Intrusion
Zwinge sie dazu, nacheinander die Verfolgung aufzunehmen, dann kannst du während der Flucht jeweils einen angreifen und blenden. Zu seiner Enttäuschung – er spürte nicht den Hauch einer Erleichterung – sah er, dass sie sich geschlossen abwandten und langsam den Weg zurückkrochen, den sie gekommen waren.

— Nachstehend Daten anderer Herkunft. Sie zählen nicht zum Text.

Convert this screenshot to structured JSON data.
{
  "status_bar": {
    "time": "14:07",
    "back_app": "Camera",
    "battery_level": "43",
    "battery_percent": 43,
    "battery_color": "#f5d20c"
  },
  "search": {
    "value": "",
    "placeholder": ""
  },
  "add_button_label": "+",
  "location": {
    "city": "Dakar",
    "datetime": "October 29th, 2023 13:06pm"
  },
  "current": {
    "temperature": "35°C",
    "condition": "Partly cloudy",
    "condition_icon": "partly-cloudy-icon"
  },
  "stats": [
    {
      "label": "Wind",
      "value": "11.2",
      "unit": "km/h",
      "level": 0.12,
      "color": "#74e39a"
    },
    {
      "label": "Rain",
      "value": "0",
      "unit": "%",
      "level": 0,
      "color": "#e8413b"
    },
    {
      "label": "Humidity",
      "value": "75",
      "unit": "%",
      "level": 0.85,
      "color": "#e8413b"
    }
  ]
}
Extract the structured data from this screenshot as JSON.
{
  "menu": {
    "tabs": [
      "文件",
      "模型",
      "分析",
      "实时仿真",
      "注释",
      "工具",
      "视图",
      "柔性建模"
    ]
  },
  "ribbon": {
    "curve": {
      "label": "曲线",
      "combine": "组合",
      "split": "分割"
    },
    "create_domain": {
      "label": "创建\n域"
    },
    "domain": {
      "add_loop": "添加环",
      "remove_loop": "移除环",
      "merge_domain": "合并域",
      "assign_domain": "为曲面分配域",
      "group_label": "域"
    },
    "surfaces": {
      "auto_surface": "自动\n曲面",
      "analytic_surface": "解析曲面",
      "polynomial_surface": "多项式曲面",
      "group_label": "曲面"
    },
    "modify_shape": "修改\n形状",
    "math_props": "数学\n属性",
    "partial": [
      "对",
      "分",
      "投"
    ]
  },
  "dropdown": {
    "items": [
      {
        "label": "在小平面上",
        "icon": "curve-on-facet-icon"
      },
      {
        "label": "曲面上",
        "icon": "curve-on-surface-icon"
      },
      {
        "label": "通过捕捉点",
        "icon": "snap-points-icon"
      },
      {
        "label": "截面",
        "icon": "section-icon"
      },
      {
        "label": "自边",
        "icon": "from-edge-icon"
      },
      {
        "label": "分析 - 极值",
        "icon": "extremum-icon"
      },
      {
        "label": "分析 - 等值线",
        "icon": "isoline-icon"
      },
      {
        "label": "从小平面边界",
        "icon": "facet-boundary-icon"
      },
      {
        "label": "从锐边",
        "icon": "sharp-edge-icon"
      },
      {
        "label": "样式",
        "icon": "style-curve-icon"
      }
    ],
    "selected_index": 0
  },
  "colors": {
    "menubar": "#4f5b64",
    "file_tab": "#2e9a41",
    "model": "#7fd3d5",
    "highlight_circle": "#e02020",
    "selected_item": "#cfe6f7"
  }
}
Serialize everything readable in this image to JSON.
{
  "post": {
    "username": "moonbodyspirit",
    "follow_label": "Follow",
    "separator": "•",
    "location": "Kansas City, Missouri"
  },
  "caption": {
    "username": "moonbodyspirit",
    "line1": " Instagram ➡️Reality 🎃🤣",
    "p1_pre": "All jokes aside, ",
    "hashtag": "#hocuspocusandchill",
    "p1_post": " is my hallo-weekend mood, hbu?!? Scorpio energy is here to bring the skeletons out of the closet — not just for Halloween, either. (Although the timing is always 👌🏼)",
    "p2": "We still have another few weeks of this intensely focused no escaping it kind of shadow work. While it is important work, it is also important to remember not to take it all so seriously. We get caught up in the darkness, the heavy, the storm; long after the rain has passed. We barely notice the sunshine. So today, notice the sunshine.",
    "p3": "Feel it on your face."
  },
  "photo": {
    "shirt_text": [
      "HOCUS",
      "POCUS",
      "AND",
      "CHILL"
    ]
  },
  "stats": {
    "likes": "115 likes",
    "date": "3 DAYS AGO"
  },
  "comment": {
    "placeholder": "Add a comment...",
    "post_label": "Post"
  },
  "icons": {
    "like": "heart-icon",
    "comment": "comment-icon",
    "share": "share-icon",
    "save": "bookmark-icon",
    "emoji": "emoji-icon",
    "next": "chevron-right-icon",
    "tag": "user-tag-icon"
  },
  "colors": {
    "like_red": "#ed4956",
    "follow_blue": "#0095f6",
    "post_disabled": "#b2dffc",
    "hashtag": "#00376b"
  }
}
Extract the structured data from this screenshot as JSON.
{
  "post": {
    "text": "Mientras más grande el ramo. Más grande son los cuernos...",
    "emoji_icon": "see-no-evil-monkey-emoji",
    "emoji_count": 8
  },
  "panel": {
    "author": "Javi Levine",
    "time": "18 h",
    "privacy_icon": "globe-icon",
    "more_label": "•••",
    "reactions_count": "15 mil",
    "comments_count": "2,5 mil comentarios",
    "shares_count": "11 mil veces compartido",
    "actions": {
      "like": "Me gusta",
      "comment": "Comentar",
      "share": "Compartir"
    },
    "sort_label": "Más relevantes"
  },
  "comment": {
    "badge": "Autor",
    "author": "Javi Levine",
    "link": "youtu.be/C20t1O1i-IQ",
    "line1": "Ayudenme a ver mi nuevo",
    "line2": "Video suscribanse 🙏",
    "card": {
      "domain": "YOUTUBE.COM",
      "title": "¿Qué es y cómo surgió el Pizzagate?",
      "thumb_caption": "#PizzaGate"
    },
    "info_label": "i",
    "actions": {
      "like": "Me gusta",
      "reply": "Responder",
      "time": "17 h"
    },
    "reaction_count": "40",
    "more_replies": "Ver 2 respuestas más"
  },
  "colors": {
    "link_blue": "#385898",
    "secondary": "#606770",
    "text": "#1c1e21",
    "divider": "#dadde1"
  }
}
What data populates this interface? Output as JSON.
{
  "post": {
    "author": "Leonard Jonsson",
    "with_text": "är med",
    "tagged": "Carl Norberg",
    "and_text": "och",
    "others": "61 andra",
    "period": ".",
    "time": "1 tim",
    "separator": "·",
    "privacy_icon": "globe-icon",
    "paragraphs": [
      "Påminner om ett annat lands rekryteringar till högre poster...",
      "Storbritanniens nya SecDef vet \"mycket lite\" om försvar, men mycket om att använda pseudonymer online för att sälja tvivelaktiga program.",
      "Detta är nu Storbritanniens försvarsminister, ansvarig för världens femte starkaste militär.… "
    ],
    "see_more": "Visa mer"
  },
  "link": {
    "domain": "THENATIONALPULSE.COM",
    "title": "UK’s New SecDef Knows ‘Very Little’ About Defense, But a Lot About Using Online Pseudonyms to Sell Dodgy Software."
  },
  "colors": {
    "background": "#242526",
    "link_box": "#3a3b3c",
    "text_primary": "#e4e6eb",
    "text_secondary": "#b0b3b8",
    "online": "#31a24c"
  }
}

Slythe zündete eine Laterne an, als sich Julius im Nebenraum auf seinem Lager umherwälzte. Die Lockenfrisur des Herzogs hatte sich in ein Gewirr blutverklebter Strähnen verwandelt. Langsam schlug er die Augen auf. Er fasste sich an die Schläfen, fuhr mit den Fingern über den vom »Picken« steifen Nacken. Dann rollte er sich stöhnend auf die Seite. »Ahh! Slythe?«
»Hier bin ich, Julius.«
»Ahh! Slythe. Ich möchte dir eine Beobachtung mitteilen. Ich fühle mich ziemlich … ziemlich elend. Ich erinnere mich kaum noch an die letzte Woche.«
»Es waren zehn Stunden, Euer Gnaden. Ihr habt wieder eine zu hohe Dosis Medizin genommen.«
»Oh, dieses abscheuliche Zeug!« Julius setzte sich auf. »Slythe, meine Haut scheint mit einer komischen Kruste bedeckt zu sein. Fühlt sich fast wie Blut an.«
»Es ist Blut.«
Julius blinzelte. »Aber … warum? Bin ich verletzt, Slythe? Hat mir jemand im Übermut einen Schaden zugefügt?«
»Ich glaube, ein Hahn hat Euch angegriffen, Euer Gnaden.«
»Oh, und den armen Ray hat er auch erwischt. Armer, armer Ray! Überall Blutspritzer. Sieh dir das an! Es muss etwas Schreckliches passiert sein, Slythe, da bin ich mir ganz sicher. Wo sind wir? Ray! Wach auf, ich befehle es!« Julius hielt den Kopf schräg. »Ich höre etwas! Geflüster. Es kommt aus dem oberen Stockwerk.«
»Ich schlage vor, Ihr bleibt hier, Euer Gnaden.« Slythe packte den immer noch bewusstlosen Raydon an den Füßen und schleifte ihn die beiden Eingangsstufen hinab zum Wagen. Julius, der seiner Neugier nicht widerstehen konnte, humpelte inzwischen die Stiege hinauf. Slythe hörte ihn, dachte an die gespannte Armbrust, die den Herzog am Ende der Treppe vermutlich erwartete, und stürzte ihm nach.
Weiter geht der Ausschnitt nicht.